On June 30, 2021, President Biden signed a joint resolution of Congress under the Congressional Review Act (“CRA”) to disapprove the OCC’s True Lender Rule. As a result, the True Lender Rule is now repealed.
The True Lender Rule was published in the Federal Register on October 30, 2020. According to the OCC, the Rule sought to clarify marketplace confusion that arises when a national bank partners with a non-bank lender, such as a marketplace lender.1 Determining which entity is making the loan (or is the “true lender”) determines which laws apply to the loans. The True Lender Rule provided that a national bank is the true lender if, as of the date of origination, (1) the national bank is named as the lender in the loan agreement for a loan and another bank funds that loan, or (2) the national bank itself funds the loan.2
As Cadwalader has previously reported,3 the Congressional Review Act gives Congress expedited procedures for agency rulemaking review. With that, Congress is empowered to pass resolutions of disapproval, which, when signed by the President, prevent an agency’s rule from either taking effect or continuing. In essence, when the President signs a joint resolution, it is as if the rule had never taken effect.4 Moreover, the rescinded rule “may not be reissued in substantially the same form, and a new rule that is substantially the same as such a rule may not be issued, unless the reissued or new rule is specifically authorized by a law enacted after the date of the joint resolution disapproving the original rule.”5
The House passed its joint resolution on June 24, 2021 and the Senate passed its resolution on May 11, 2021. President Biden signed the resolution on June 30, 2021, thereby terminating the rule’s effectiveness. Now, the patchwork of judicial decisions released before the OCC’s issuance of the Rule will control the true lender determination and decide what law applies.
As we have previously advised, we believe the repeal of the True Lender Rule is largely symbolic and that risks for marketplace loans remain basically the same.6 With that, the best ways to mitigate risks associated with challenges to bank-origination model loans include: (1) ensuring loan agreements have strong arbitration clauses reflecting contractual agreement to arbitrate any claims and not allow claims to be arbitrated on a class action basis,7 and (2), limiting the interest rates to below the threshold typically targeted by the CFPB and the state AGs (usually, 36%).

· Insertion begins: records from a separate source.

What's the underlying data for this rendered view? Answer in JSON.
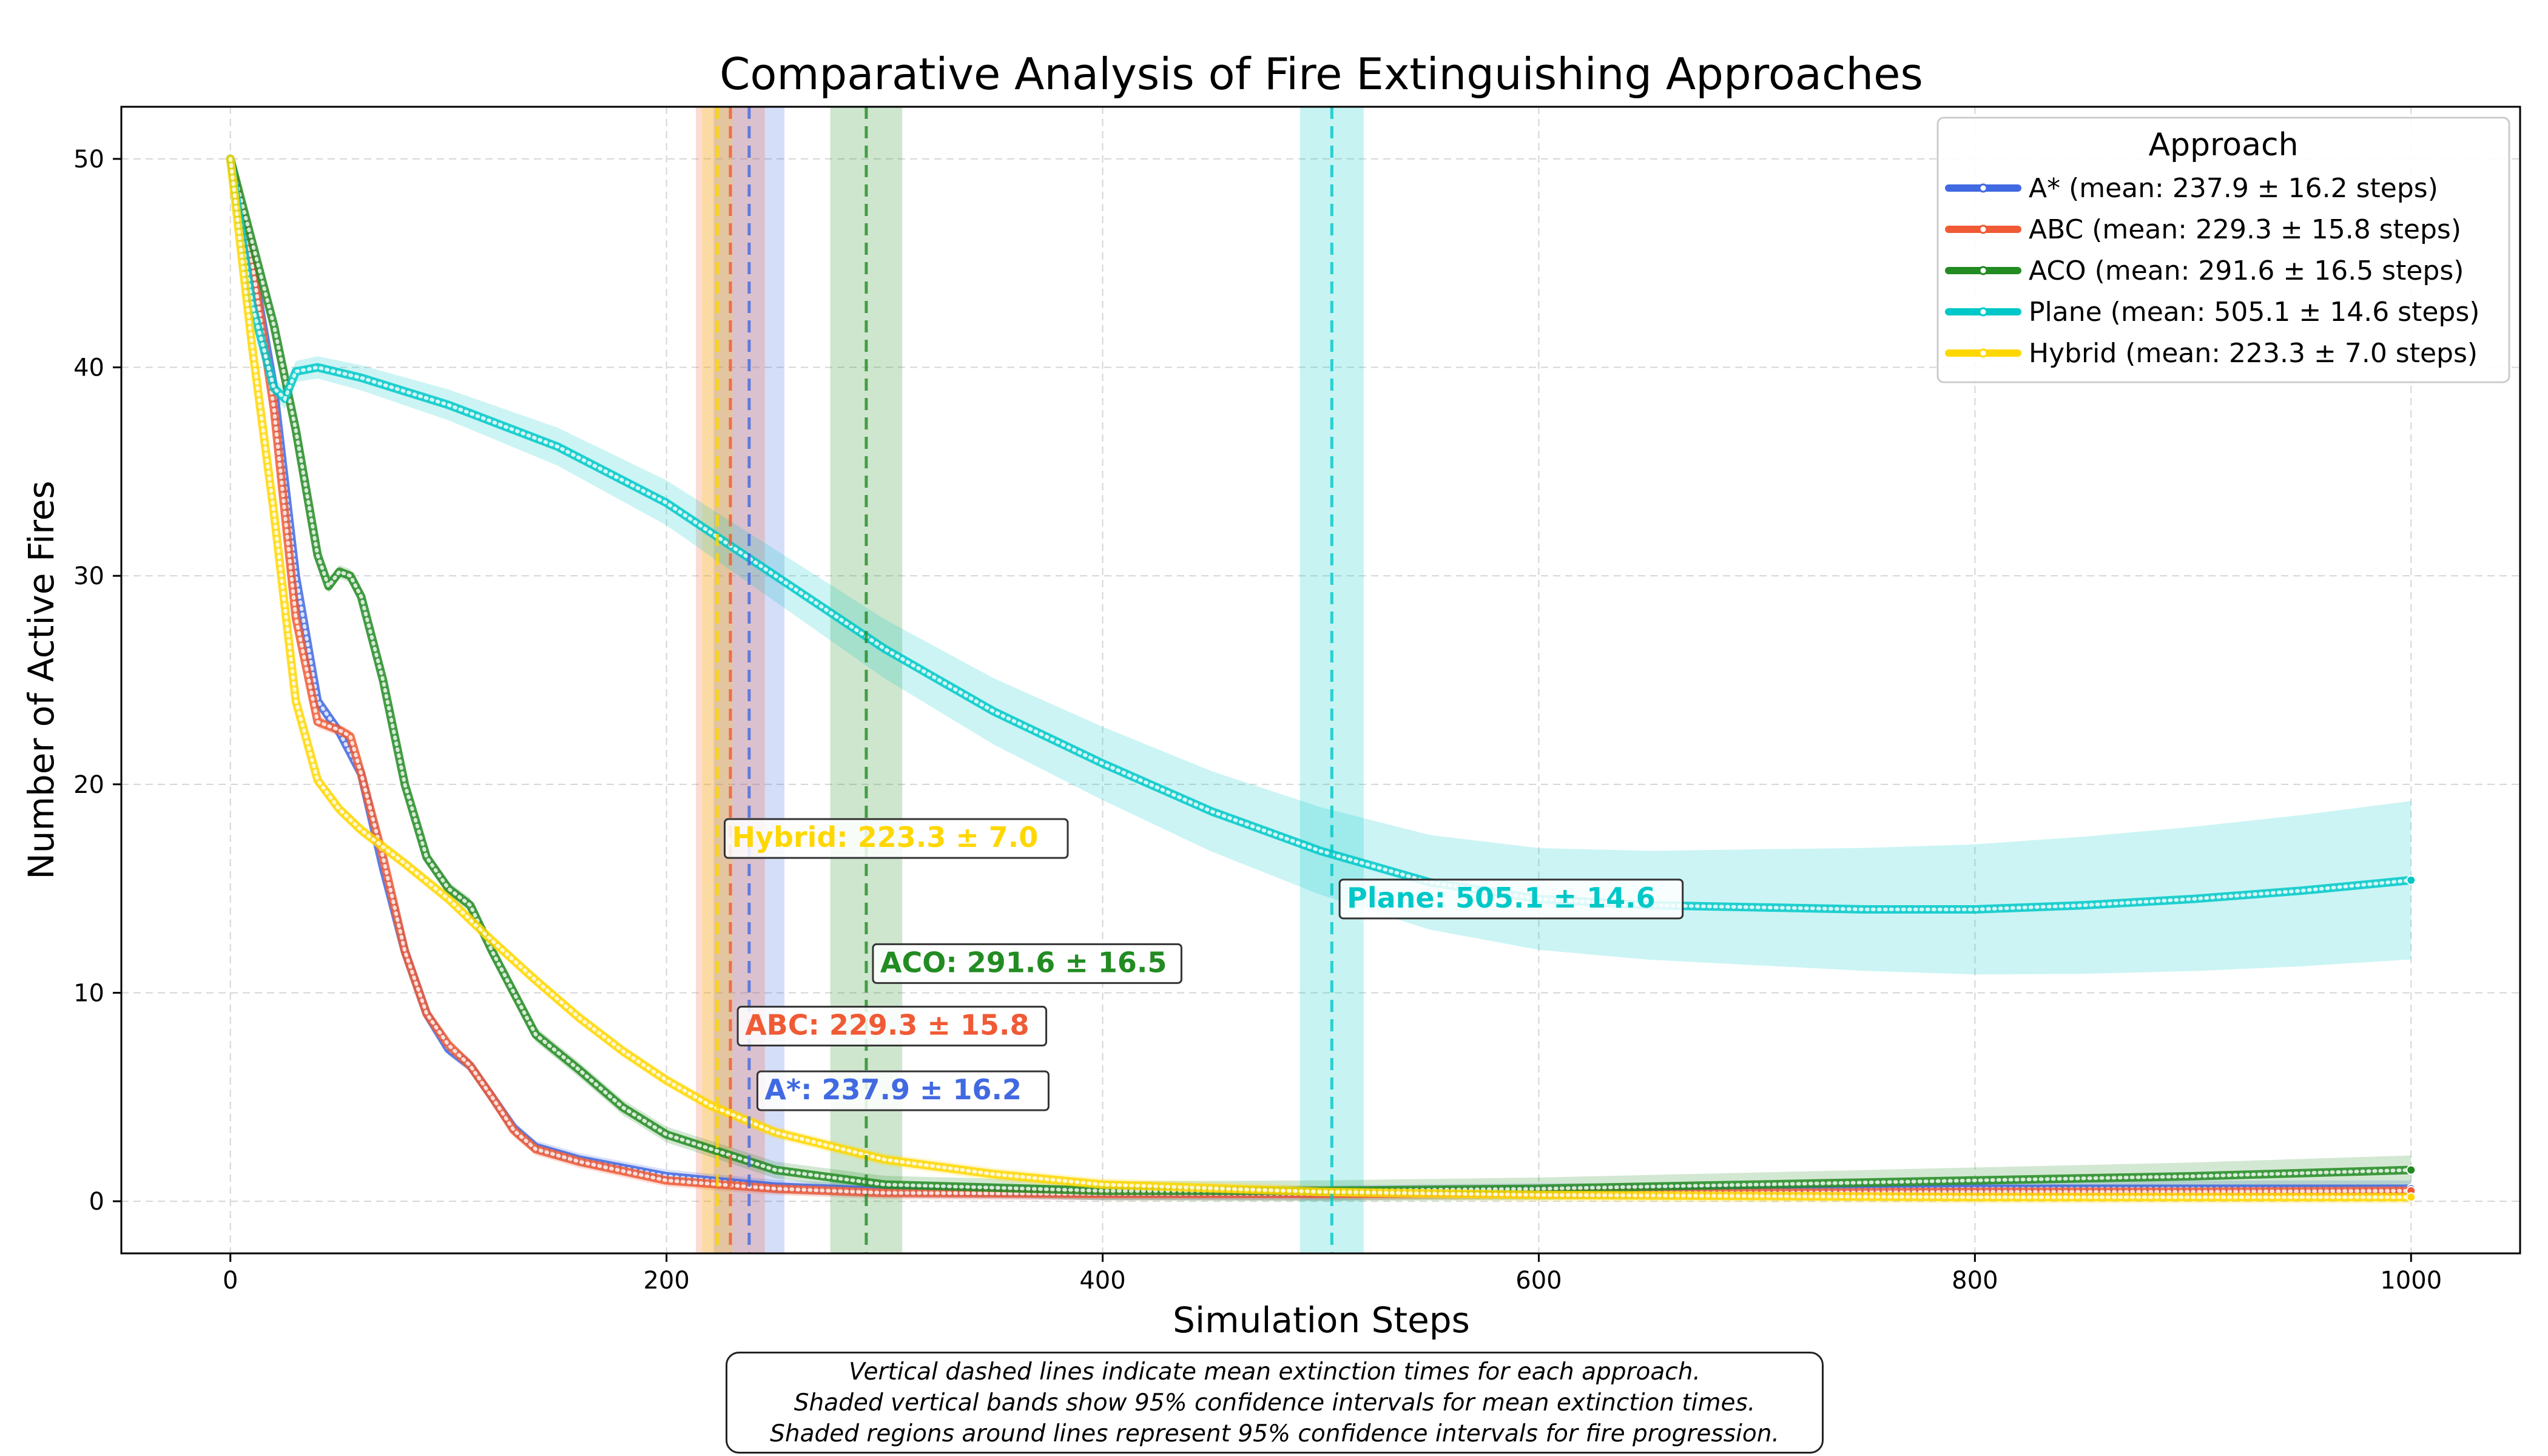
{
  "chart_data": {
    "type": "line",
    "title": "Comparative Analysis of Fire Extinguishing Approaches",
    "xlabel": "Simulation Steps",
    "ylabel": "Number of Active Fires",
    "xlim": [
      -50,
      1050
    ],
    "ylim": [
      -2.5,
      52.5
    ],
    "xticks": [
      0,
      200,
      400,
      600,
      800,
      1000
    ],
    "yticks": [
      0,
      10,
      20,
      30,
      40,
      50
    ],
    "grid": true,
    "legend": {
      "title": "Approach",
      "placement": "upper right"
    },
    "series": [
      {
        "name": "A* (mean: 237.9 ± 16.2 steps)",
        "short": "A*",
        "color": "#4169e1",
        "mean_time": 237.9,
        "ci": [
          221.7,
          254.1
        ],
        "annotation": "A*: 237.9 ± 16.2",
        "annotation_pos": [
          240,
          5.3
        ],
        "points": [
          [
            0,
            50
          ],
          [
            10,
            45
          ],
          [
            20,
            39
          ],
          [
            30,
            30
          ],
          [
            40,
            24
          ],
          [
            50,
            22.5
          ],
          [
            60,
            20.5
          ],
          [
            70,
            16
          ],
          [
            80,
            12
          ],
          [
            90,
            9
          ],
          [
            100,
            7.3
          ],
          [
            110,
            6.5
          ],
          [
            120,
            5
          ],
          [
            130,
            3.5
          ],
          [
            140,
            2.6
          ],
          [
            160,
            2
          ],
          [
            200,
            1.2
          ],
          [
            250,
            0.7
          ],
          [
            300,
            0.5
          ],
          [
            400,
            0.4
          ],
          [
            500,
            0.4
          ],
          [
            600,
            0.5
          ],
          [
            700,
            0.5
          ],
          [
            800,
            0.6
          ],
          [
            900,
            0.6
          ],
          [
            1000,
            0.6
          ]
        ],
        "band": [
          0.3,
          0.4
        ]
      },
      {
        "name": "ABC (mean: 229.3 ± 15.8 steps)",
        "short": "ABC",
        "color": "#f05a35",
        "mean_time": 229.3,
        "ci": [
          213.5,
          245.1
        ],
        "annotation": "ABC: 229.3 ± 15.8",
        "annotation_pos": [
          231,
          8.4
        ],
        "points": [
          [
            0,
            50
          ],
          [
            10,
            45
          ],
          [
            20,
            38
          ],
          [
            30,
            28
          ],
          [
            40,
            23
          ],
          [
            50,
            22.6
          ],
          [
            55,
            22.3
          ],
          [
            60,
            20.5
          ],
          [
            70,
            16.5
          ],
          [
            80,
            12
          ],
          [
            90,
            9
          ],
          [
            100,
            7.5
          ],
          [
            110,
            6.5
          ],
          [
            120,
            5
          ],
          [
            130,
            3.4
          ],
          [
            140,
            2.5
          ],
          [
            160,
            1.9
          ],
          [
            200,
            1
          ],
          [
            250,
            0.6
          ],
          [
            300,
            0.4
          ],
          [
            400,
            0.35
          ],
          [
            500,
            0.35
          ],
          [
            600,
            0.4
          ],
          [
            700,
            0.4
          ],
          [
            800,
            0.45
          ],
          [
            900,
            0.45
          ],
          [
            1000,
            0.5
          ]
        ],
        "band": [
          0.3,
          0.3
        ]
      },
      {
        "name": "ACO (mean: 291.6 ± 16.5 steps)",
        "short": "ACO",
        "color": "#228b22",
        "mean_time": 291.6,
        "ci": [
          275.1,
          308.1
        ],
        "annotation": "ACO: 291.6 ± 16.5",
        "annotation_pos": [
          293,
          11.4
        ],
        "points": [
          [
            0,
            50
          ],
          [
            10,
            46
          ],
          [
            20,
            42
          ],
          [
            30,
            37
          ],
          [
            40,
            31
          ],
          [
            45,
            29.5
          ],
          [
            50,
            30.2
          ],
          [
            55,
            30
          ],
          [
            60,
            29
          ],
          [
            70,
            25
          ],
          [
            80,
            20
          ],
          [
            90,
            16.5
          ],
          [
            100,
            15
          ],
          [
            110,
            14.2
          ],
          [
            120,
            12
          ],
          [
            130,
            10
          ],
          [
            140,
            8
          ],
          [
            160,
            6.3
          ],
          [
            180,
            4.5
          ],
          [
            200,
            3.2
          ],
          [
            250,
            1.5
          ],
          [
            300,
            0.8
          ],
          [
            400,
            0.5
          ],
          [
            500,
            0.5
          ],
          [
            600,
            0.6
          ],
          [
            700,
            0.8
          ],
          [
            800,
            1
          ],
          [
            900,
            1.2
          ],
          [
            1000,
            1.5
          ]
        ],
        "band": [
          0.3,
          0.7
        ]
      },
      {
        "name": "Plane (mean: 505.1 ± 14.6 steps)",
        "short": "Plane",
        "color": "#00c8c8",
        "mean_time": 505.1,
        "ci": [
          490.5,
          519.7
        ],
        "annotation": "Plane: 505.1 ± 14.6",
        "annotation_pos": [
          507,
          14.5
        ],
        "points": [
          [
            0,
            50
          ],
          [
            10,
            43
          ],
          [
            20,
            39
          ],
          [
            25,
            38.5
          ],
          [
            30,
            39.8
          ],
          [
            40,
            40
          ],
          [
            60,
            39.5
          ],
          [
            100,
            38.2
          ],
          [
            150,
            36.2
          ],
          [
            200,
            33.5
          ],
          [
            250,
            30
          ],
          [
            300,
            26.5
          ],
          [
            350,
            23.5
          ],
          [
            400,
            21
          ],
          [
            450,
            18.7
          ],
          [
            500,
            16.8
          ],
          [
            550,
            15.3
          ],
          [
            600,
            14.5
          ],
          [
            650,
            14.2
          ],
          [
            700,
            14.1
          ],
          [
            750,
            14
          ],
          [
            800,
            14
          ],
          [
            850,
            14.2
          ],
          [
            900,
            14.5
          ],
          [
            950,
            14.9
          ],
          [
            1000,
            15.4
          ]
        ],
        "band": [
          0.4,
          3.8
        ]
      },
      {
        "name": "Hybrid (mean: 223.3 ± 7.0 steps)",
        "short": "Hybrid",
        "color": "#ffd700",
        "mean_time": 223.3,
        "ci": [
          216.3,
          230.3
        ],
        "annotation": "Hybrid: 223.3 ± 7.0",
        "annotation_pos": [
          225,
          17.4
        ],
        "points": [
          [
            0,
            50
          ],
          [
            10,
            41
          ],
          [
            20,
            33
          ],
          [
            30,
            24
          ],
          [
            40,
            20.2
          ],
          [
            50,
            18.8
          ],
          [
            60,
            17.8
          ],
          [
            80,
            16.2
          ],
          [
            100,
            14.5
          ],
          [
            120,
            12.5
          ],
          [
            140,
            10.6
          ],
          [
            160,
            8.8
          ],
          [
            180,
            7.2
          ],
          [
            200,
            5.8
          ],
          [
            220,
            4.6
          ],
          [
            250,
            3.3
          ],
          [
            300,
            2
          ],
          [
            350,
            1.3
          ],
          [
            400,
            0.8
          ],
          [
            500,
            0.45
          ],
          [
            600,
            0.3
          ],
          [
            700,
            0.25
          ],
          [
            800,
            0.2
          ],
          [
            900,
            0.2
          ],
          [
            1000,
            0.2
          ]
        ],
        "band": [
          0.3,
          0.3
        ]
      }
    ],
    "footnote": [
      "Vertical dashed lines indicate mean extinction times for each approach.",
      "Shaded vertical bands show 95% confidence intervals for mean extinction times.",
      "Shaded regions around lines represent 95% confidence intervals for fire progression."
    ]
  }
}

1 For a discussion of the bank origination model, see our Clients & Friends Memo, Marketplace Lending Update: Who’s My Lender? (Mar. 14, 2018).
2 2 C.F.R. 7.1031(b).
3 For more information on the Congressional Review Act, see Clients & Friends Memo, Marketplace Lending Update #9: To Thine Own Self Be True? Not Necessarily (May 21, 2021).
4 5 U.S.C. § 801(f).
5 5 U.S.C. § 801(b)(2).
6 See supra note 3.
7 See American Express Co. et al v. Italian Colors Restaurant et al., 570 U.S. 228 (2013) (holding that the Federal Arbitration Act does not permit courts to invalidate a contractual waiver of class arbitration on the ground that the plaintiff’s cost of individually arbitrating a federal statutory claim exceeds the potential recovery).